2 While matters were in this state, and His own passion was now at hand, “Jesus cried, and said,” as our lesson today commences, “He that believes in me, believes not on me, but on Him that sent me; and he that sees me, sees Him that sent me.” He had already said in a certain place, “My doctrine is not mine, but His that sent me.” Where we understood that He called His doctrine just what He is Himself, the Word of the Father; and in saying, “My doctrine is not mine, but His that sent me,” implied this, that He was not of Himself, but had His being from another. For He was God of God, the Son of the Father: but the Father is not God of God, but God, the Father of the Son.
And now when He says, “He that believes in me, believes not on me, but on Him that sent me,” how else are we to understand it, but that He appeared as man to men, while He remained invisible as God? And that none might think that He was no more than what they saw of Him, He indicated His wish to be believed on, as equal in character and rank with the Father, when He said, “He that believes in me, believes not on me,” that is, merely on what he sees of me, “but on Him that sent me,” that is, on the Father.
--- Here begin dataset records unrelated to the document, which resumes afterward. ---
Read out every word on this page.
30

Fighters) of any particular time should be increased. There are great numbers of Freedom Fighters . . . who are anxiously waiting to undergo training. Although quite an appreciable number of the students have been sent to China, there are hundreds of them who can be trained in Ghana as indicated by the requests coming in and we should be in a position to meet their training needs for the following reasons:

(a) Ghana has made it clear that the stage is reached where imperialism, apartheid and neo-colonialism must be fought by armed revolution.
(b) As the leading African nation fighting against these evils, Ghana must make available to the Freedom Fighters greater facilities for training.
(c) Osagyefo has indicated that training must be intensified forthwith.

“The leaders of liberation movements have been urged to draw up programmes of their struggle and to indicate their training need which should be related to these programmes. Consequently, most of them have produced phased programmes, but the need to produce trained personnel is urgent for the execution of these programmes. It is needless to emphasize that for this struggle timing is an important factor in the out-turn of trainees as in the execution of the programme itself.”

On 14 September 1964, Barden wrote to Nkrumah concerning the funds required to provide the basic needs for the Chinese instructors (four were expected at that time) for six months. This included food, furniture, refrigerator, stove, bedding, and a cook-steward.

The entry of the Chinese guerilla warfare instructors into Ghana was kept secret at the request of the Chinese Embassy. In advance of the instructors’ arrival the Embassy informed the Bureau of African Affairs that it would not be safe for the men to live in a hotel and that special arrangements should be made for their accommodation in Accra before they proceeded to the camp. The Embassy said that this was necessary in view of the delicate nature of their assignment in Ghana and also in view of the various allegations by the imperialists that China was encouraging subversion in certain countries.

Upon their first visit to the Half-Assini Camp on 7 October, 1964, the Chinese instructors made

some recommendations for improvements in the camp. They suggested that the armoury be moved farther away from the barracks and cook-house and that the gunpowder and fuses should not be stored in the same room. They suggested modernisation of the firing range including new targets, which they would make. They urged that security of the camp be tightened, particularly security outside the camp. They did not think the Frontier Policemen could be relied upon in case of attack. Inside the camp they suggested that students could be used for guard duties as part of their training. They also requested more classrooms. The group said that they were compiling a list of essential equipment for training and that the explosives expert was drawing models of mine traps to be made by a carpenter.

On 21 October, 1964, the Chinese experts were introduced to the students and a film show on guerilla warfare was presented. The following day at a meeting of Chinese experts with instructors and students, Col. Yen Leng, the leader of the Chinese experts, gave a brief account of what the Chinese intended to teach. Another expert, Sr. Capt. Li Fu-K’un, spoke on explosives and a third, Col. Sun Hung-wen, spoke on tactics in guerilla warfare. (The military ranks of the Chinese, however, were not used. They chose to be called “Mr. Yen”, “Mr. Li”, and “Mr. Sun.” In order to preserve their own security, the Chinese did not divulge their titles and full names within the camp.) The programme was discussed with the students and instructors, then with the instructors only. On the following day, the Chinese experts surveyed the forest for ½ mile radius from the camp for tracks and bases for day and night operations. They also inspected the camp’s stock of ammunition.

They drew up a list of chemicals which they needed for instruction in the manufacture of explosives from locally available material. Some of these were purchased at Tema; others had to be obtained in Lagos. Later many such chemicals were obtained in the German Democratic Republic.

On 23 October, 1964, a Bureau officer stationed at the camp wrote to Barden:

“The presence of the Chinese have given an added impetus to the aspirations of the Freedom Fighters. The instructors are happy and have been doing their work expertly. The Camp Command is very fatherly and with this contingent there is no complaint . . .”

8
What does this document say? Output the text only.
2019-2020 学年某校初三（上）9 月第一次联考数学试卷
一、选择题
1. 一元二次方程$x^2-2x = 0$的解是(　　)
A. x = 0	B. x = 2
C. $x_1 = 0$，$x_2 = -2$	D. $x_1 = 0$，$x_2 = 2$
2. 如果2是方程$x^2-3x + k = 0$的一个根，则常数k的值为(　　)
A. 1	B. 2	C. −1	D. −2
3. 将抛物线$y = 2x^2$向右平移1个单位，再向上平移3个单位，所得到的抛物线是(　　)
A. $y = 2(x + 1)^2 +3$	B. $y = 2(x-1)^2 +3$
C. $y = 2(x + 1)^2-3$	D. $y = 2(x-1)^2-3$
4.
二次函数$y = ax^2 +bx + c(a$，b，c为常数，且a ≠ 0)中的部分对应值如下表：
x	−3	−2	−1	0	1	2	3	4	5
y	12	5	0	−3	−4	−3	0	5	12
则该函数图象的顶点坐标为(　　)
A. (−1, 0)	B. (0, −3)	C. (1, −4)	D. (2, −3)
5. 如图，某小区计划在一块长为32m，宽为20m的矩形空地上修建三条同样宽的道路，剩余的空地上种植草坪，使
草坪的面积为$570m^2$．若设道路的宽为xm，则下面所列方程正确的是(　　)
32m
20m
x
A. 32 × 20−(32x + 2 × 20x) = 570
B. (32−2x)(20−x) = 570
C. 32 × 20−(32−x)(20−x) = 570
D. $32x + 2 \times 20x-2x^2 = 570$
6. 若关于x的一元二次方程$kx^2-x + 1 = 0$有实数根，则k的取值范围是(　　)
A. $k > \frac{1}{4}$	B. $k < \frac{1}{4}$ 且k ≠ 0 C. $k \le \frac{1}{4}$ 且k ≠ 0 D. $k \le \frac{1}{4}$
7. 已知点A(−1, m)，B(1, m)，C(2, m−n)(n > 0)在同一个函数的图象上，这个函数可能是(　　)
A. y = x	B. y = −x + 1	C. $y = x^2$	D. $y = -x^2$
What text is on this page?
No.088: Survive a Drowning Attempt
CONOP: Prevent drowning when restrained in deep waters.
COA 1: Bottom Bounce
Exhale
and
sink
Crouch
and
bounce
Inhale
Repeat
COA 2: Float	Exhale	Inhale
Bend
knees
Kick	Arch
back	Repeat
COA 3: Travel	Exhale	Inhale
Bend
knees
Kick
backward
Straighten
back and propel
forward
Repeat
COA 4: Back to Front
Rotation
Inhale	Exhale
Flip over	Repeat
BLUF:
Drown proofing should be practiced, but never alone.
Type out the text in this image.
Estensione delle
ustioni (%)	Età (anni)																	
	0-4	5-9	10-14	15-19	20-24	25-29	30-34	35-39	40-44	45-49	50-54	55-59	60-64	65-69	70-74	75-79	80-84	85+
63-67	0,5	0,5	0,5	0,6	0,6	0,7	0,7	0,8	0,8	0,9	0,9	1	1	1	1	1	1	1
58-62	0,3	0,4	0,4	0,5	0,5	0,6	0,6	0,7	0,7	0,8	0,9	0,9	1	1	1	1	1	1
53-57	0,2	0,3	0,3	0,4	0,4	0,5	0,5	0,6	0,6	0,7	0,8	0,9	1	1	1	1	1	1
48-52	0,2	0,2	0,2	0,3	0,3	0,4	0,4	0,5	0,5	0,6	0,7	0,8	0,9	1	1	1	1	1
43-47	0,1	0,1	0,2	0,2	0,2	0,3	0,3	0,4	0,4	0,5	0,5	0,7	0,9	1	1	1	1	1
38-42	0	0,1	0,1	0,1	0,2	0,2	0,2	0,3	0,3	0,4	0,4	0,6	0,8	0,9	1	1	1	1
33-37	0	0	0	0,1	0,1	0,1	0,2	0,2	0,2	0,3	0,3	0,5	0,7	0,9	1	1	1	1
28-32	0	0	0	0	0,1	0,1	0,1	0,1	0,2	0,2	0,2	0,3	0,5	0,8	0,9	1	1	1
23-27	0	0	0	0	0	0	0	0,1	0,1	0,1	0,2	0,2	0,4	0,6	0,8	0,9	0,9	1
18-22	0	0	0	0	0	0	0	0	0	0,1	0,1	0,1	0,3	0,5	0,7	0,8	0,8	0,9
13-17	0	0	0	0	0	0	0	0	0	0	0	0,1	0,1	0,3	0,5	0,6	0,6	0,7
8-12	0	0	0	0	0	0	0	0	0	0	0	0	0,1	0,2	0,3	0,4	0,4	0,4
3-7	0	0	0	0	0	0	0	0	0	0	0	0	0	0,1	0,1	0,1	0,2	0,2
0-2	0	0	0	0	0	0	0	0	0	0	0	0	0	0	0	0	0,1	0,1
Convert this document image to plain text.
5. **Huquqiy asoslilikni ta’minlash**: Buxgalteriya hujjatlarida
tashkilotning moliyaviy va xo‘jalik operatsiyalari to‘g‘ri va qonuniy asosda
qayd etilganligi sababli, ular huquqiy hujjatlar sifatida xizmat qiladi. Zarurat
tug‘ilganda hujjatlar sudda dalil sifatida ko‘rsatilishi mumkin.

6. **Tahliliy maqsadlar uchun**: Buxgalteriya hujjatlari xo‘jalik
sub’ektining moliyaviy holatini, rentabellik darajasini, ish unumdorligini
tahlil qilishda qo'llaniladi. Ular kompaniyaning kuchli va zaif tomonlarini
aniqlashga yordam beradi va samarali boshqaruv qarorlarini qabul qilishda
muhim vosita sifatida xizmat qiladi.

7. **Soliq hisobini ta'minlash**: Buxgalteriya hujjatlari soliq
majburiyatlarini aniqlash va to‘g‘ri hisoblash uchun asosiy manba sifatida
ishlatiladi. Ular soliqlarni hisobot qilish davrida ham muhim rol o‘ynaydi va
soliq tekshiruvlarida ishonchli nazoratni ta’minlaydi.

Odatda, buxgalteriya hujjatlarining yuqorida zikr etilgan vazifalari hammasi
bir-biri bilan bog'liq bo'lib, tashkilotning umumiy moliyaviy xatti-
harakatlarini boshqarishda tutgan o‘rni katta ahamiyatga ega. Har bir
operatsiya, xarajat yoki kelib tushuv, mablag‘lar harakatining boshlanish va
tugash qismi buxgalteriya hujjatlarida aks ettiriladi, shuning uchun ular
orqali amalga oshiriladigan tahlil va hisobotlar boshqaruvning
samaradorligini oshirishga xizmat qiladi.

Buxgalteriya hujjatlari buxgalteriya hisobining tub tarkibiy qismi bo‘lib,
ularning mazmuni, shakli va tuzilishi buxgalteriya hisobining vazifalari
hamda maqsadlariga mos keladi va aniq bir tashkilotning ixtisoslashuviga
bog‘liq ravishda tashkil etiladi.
But he that believes in the Father, must believe that He is the Father; and he that believes in Him as the Father, must believe that He has a Son; and in this way, he that believes in the Father, must believe in the Son. But let no one believe about the only-begotten Son just what they believe about those who are called the sons of God by grace and not by nature, as the evangelist says, “He gave them power to become the sons of God,” and according to what the Lord Himself also mentioned, as declared in the law, “I said, You are gods; and all of you children of the Most High:” because He said, “He that believes in me, believes not on me,” to show that the whole extent of our faith in Christ should not be limited by His manhood.
He therefore, He says, believes in me, who does not believe in me merely according to what he sees of me, but on Him that sent me: so that, believing thus on the Father, he may believe that He has a Son co-equal with Himself, and then attain to a true faith in me. For if one should think that He has sons only according to grace, who are certainly no more than His creatures, and not the Word, but those made by the Word, and that He has no Son co-equal and co-eternal with Himself, ever born, alike incommutable, in nothing dissimilar and inferior, then he believes not on the Father who sent Him, for the Father who sent Him is no such conception as this.